JUST REWARDS
Pat Miller
© 2000, Pat Miller/Peaceable Paws, LLC All Rights Reserved
The trim, middle-aged lady strode briskly down the rubber mat in the training center, her black Labrador Retriever bouncing happily at her side. She came to a smooth halt, and Skip sat promptly next to her, in perfect heel position. “Yes!” I thought to myself, and then winced as Carla reached down and enthusiastically patted Skip on the head. Skip jumped up and backed away from his human.
“Carla,” I said softly. “You just punished him for sitting straight.” Carla’s face fell. “Darn it!” she exclaimed. “Why can’t I remember that!”

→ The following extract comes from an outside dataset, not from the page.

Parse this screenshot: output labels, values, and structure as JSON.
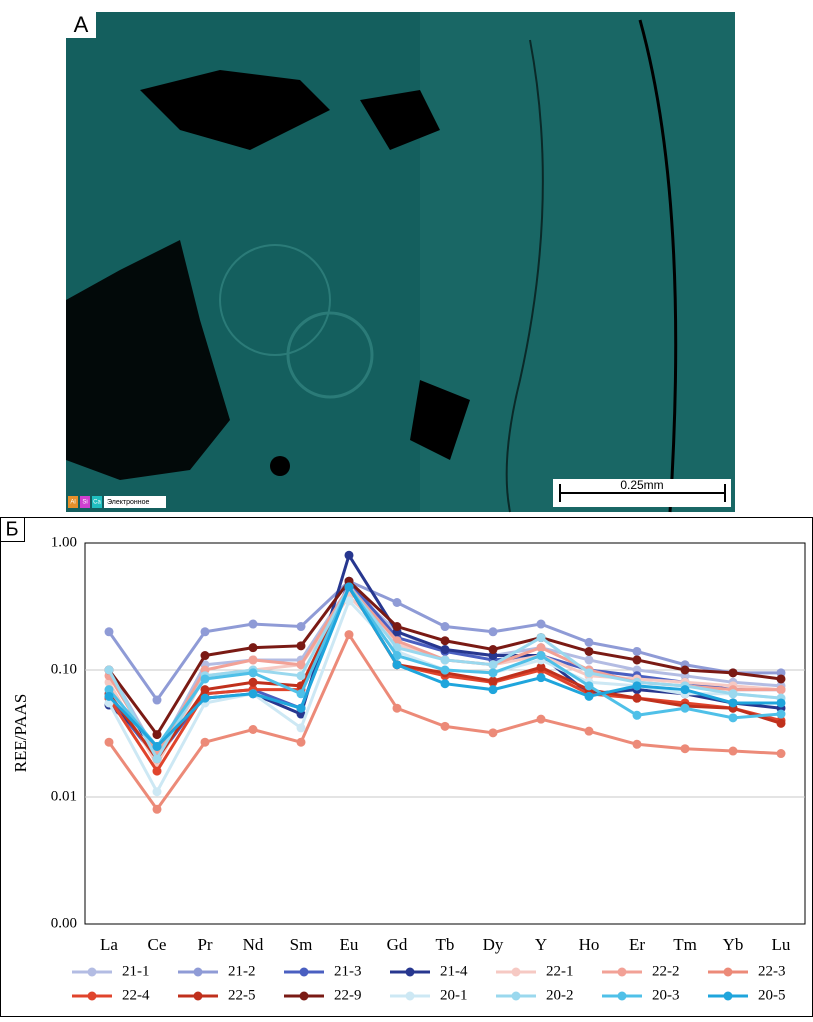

Wait a minute...since when is patting a dog considered punishment? Ever since Skip let us know by ducking his head and backing away from Carla’s hand that he didn’t enjoy being petted. All the other Labs that Carla had owned and trained throughout her life had adored being touched as a reward. Carla petted her dog for being good without even thinking about it – it was a well-conditioned response. Unfortunately, since Skip didn’t like being touched, every time she did it to him, she was actually punishing him, decreasing the likelihood that he would perform that perfect sit again!
A dog’s
decisions in life, and his resulting behaviors, are based on whether a
particular behavior yields something he likes (a reward), or something he
doesn’t like (a punishment). Training is simply a matter of manipulating the
rewards and punishments in a thoughtful manner . . . But you have to know your
dog – be thoroughly aware of his likes and dislikes – and conscious of your own
behavior to make “training” work for you.
Rewards and punishments
In the 1950s, behavioral
scientist B.F. Skinner developed a number of principles that are applicable to
all living things with a central nervous system. He found that animals are
likely to repeat behaviors that are enjoyable/rewarding to them, and not likely
to repeat behaviors that result in something unpleasant (punishment). Neutral
stimuli – things that don’t matter to the animal – don’t have an impact on
behavior one way or the other.
Skinner
demonstrated that humans can use these simple principles to modify an animal’s
behavior. Rewards are the most reliable way to deliberately increase an
animal’s offered behaviors; conversely, punishment decreases those behaviors.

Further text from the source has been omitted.